| Hallo, mein Sohn,heute 12 Jahre hatte als kleineres Kind Sprachschwierigkeiten.Aus diesem Grund ging er 5 Jahre in die Sprachbehinderten Grundschule.Diese Schule besuchte er mit großer Freude und Wissensdurst.Es war eine sehr gute Schule mit einer perfekten Lehrerin.Jens lernte zu fleißig und hatte guten Kontakt zur Lehrein und seinen Mitschülern.Da er aber sehr langsam ist und seine Motorik zu wünschen übrig lässt,hat er oft reduzierte Diktate machen müssen.Allerdings verstand er alles was er lernte besonders im rechnen.Die Klasse war bereits bis zur Bruchrechnung vorgedrungen.

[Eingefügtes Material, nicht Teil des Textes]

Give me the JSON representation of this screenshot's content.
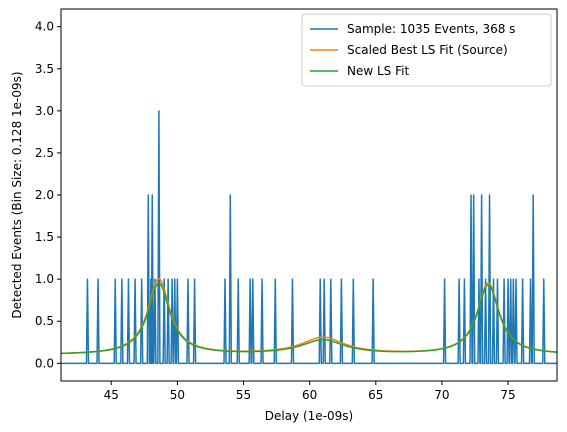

Mit dem Ende der Grundschulzeit kam nun die Frage, welche Schule kommt dann.Mit einem nicht sehr guten Gefühl schlug die Lehrerin eine Lernbehinderten Schule vor oder halt eine Privatschule mit Förderung.Der Schularzt wollte auch nicht so recht an die Lernbehinderten Schule heran,genehmigte es aber dann doch.Weil die Grundschule dies vorschlug. Wir selber sind auch hin und her gerissen. Eine Privatschule hätte ich, aber das Geld ( 600,00 ) nicht. Jetzt geht J. auf so eine Lernbehinderte Schule und ich bin so was von enttäuscht. Er mag nicht mehr lernen und sieht auch keinen Sinn in der Schule.Er hat täglich langeweile, weil er die Themen alle schon kennt.Gerechnet wir im 6. Schuljahr plus und minus im Zahlenbereich bis 1000.Englisch wird gar nicht angeboten,was meinen Sohn sehr interessiert.Er lernt daher etwas bei seinen Brüdern mit.Er ist zwar langsam aber nicht dumm.Als die Lehrerin darauf ansprach, meinte sie nur es sei eben eine Sonderschule.Was kann ich tun,um meinen Sohn richtig zu fördern. So entwickelt er sich doch nur zurück und verliert seinen ganzen Ergeiz. Es währe sehr schön, wenn Sie mir einen Rat geben könnten und ich meinem Sohn helfen kann. Vielen Dank, mit freundlichen Grüssen E |
Hallo,
vielen Dank für Ihren Brief! Mir scheint, Ihr Sohnemann ist kein
lernbehindertes Kind im engeren Sinne. In der
Sprachbehindertenschule hat man es ja auch nicht mit
lernbehinderten, sondern meist mit normal lernfähigen, aber nur
sprachlich entwicklungsverzögerten Kindern zu tun. Und dort war
Ihr Sohn ja auch gut versorgt, erfolgreich und zufrieden. In der
jetzigen L-Schule fühlt er sich nun natürlich unterfordert und
unwohl. Mit Ihrer Sorge, dass er sich hier intellektuell nicht
recht weiter entwickelt, liegen Sie deshalb wahrscheinlich
vollkommen richtig.
Sie sollten sich an einen (kostenlosen) Schulpsychologischen
Dienst wenden und die Schulfrage dort noch einmal gründlich abklären
lassen. Fragen Sie in Ihrem Jugendamt oder Schulamt nach einem
solchen nächstliegenden Dienst. Dort wird Ihr Sohn genau
psychologisch getestet. Die geeignete Schulform kann damit
eingekreist werden. Vielleicht kommt ja auch eine Montessori-Schule
oder eine Waldorfschule in Frage. Vielleicht gibt es auch eine
Hauptschule, die sich auf Ihren Sohn einstellen kann.